In contrast to kāma, prema – or prem – refers to elevated love. Karuna is compassion and mercy, which impels one to help reduce the suffering of others. Bhakti is a Sanskrit term, meaning "loving devotion to the supreme God." A person who practices bhakti is called a bhakta. Hindu writers, theologians, and philosophers have distinguished nine forms of bhakti, which can be found in the Bhagavata Purana and works by Tulsidas. The philosophical work Narada Bhakti Sutras, written by an unknown author (presumed to be Narada), distinguishes eleven forms of love.

Puppy Love

Puppy love (also known as a crush or calf love even "kitten love") is an informal term for feelings of love between young people during childhood and adolescence, so-called for its resemblance to the adoring, worshipful affection that may be felt by a puppy. The term is often used in a derogatory fashion, describing emotions which are shallow and transient in comparison to other forms of love such as romantic love.

The term can also be used to describe the fondness of a child for an adult. For example, students being attracted to their teachers, their friends' parents, or children to older celebrities, could be considered puppy love.

Limerence

Limerence is a cognitive and emotional state of being infatuated or obsessed with another person, typically experienced involuntarily and characterized by a strong desire for reciprocation of one's feelings but not primarily for a sexual relationship (although it can further intensify the situation). The term was coined by psychologist Dorothy Tennov to describe the ultimate, near-obsessive form of romantic love. Limerence is sometimes also referred to as infatuation, or is colloquially known as a crush, but in reality it is something much different. In common speech, infatuation includes aspects of immaturity and extrapolation from insufficient information, and is usually short-lived.
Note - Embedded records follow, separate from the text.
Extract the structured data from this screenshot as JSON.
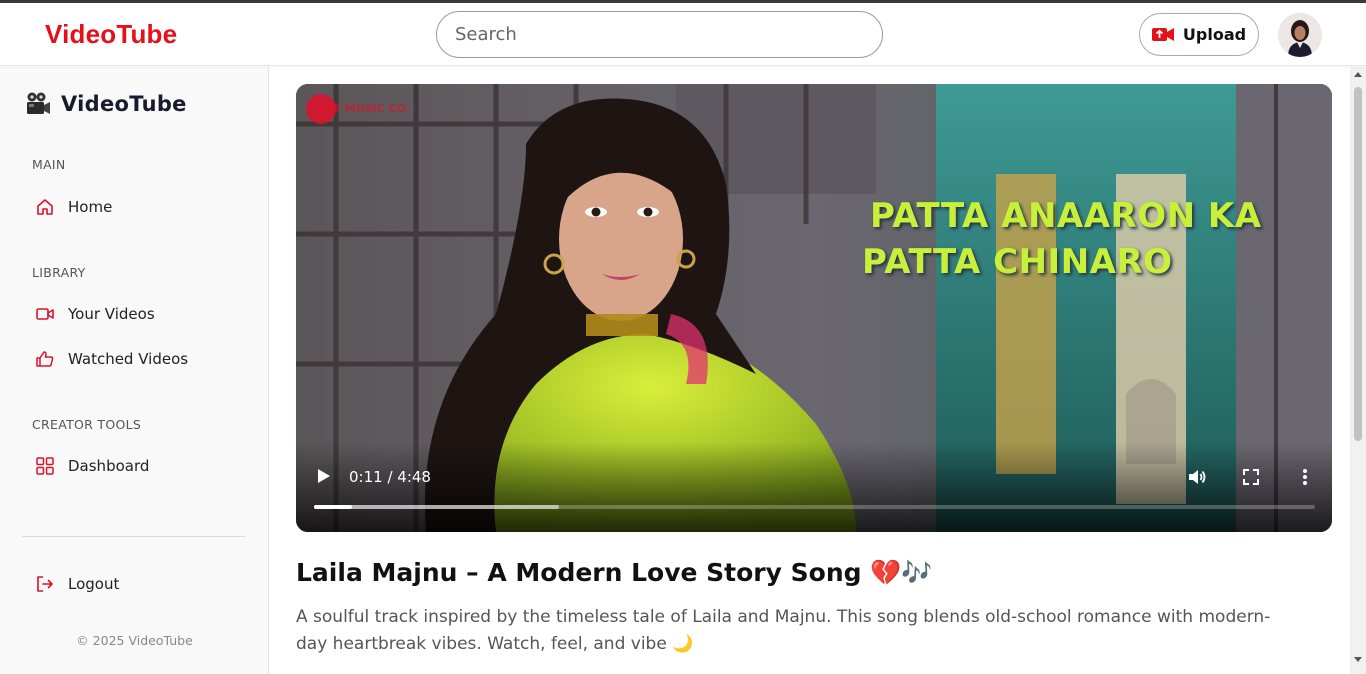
{
  "header": {
    "brand": "VideoTube",
    "search_placeholder": "Search",
    "search_value": "",
    "upload_label": "Upload",
    "upload_icon": "video-camera-icon",
    "avatar_icon": "user-avatar"
  },
  "sidebar": {
    "brand": "VideoTube",
    "brand_icon": "movie-camera-icon",
    "sections": {
      "main": {
        "title": "MAIN",
        "items": [
          {
            "label": "Home",
            "icon": "home-icon"
          }
        ]
      },
      "library": {
        "title": "LIBRARY",
        "items": [
          {
            "label": "Your Videos",
            "icon": "video-icon"
          },
          {
            "label": "Watched Videos",
            "icon": "thumbs-up-icon"
          }
        ]
      },
      "creator_tools": {
        "title": "CREATOR TOOLS",
        "items": [
          {
            "label": "Dashboard",
            "icon": "dashboard-grid-icon"
          }
        ]
      }
    },
    "logout_label": "Logout",
    "logout_icon": "logout-icon",
    "copyright": "© 2025 VideoTube"
  },
  "player": {
    "watermark": "ZEE MUSIC CO.",
    "lyric_line_1": "PATTA ANAARON KA",
    "lyric_line_2": "PATTA CHINARO",
    "time": "0:11 / 4:48",
    "current_seconds": 11,
    "duration_seconds": 288,
    "buffered_fraction": 0.245,
    "controls": [
      "play-icon",
      "volume-icon",
      "fullscreen-icon",
      "more-options-icon"
    ]
  },
  "video": {
    "title": "Laila Majnu – A Modern Love Story Song 💔🎶",
    "description": "A soulful track inspired by the timeless tale of Laila and Majnu. This song blends old-school romance with modern-day heartbreak vibes. Watch, feel, and vibe 🌙"
  },
  "colors": {
    "brand_red": "#e5101a",
    "accent_red": "#e0102a",
    "lyric_green": "#c8f03a"
  }
}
The concept is an attempt at a scientific study into the nature of romantic love. Limerence can often be what is meant when one expresses having intense feelings of attachment and preoccupations with the love object. It can be experienced as intense joy or as extreme despair, depending on whether the feelings are reciprocated.

According to Tennov, there are at least two types of love: limerence, what she calls "loving attachment", and "loving affection," the bond that exists between an individual and his or her parents and children.

Limerence is characterized by intrusive thinking and pronounced sensitivity to external events that reflect the disposition of the limerent object towards the individual. Basically, it is the state of being completely carried away by unreasoned passion or love; addictive love. Usually, one is inspired with an intense passion or admiration for someone. Limerence can be difficult to understand for those who have never experienced it, and it is thus often dismissed by nonlimerents as ridiculous fantasy or a construct of romantic fiction.

Origins

The concept of limerence first originated in Tennov's research in the mid-1960s. She interviewed over 500 people on the topic of love. Tennov coined the term "limerence" in 1977, publishing it in her 1979 book "Love and Limerence: The Experience of Being in Love".

Tennov differentiates between limerence and other emotions by asserting that love involves concern for the other person's welfare and feeling. While limerence does not require it, those concerns may certainly be incorporated.

Affection and fondness exist only as a disposition towards another person, irrespective of whether those feelings are reciprocated, whereas limerence deeply desires return, but it remains unaltered whether it's returned or not. Physical contact with the object is neither essential nor sufficient to an individual experiencing limerence, unlike one experiencing sexual attraction.

A "crush" is often used to associate with children or teenagers who have a physical attraction.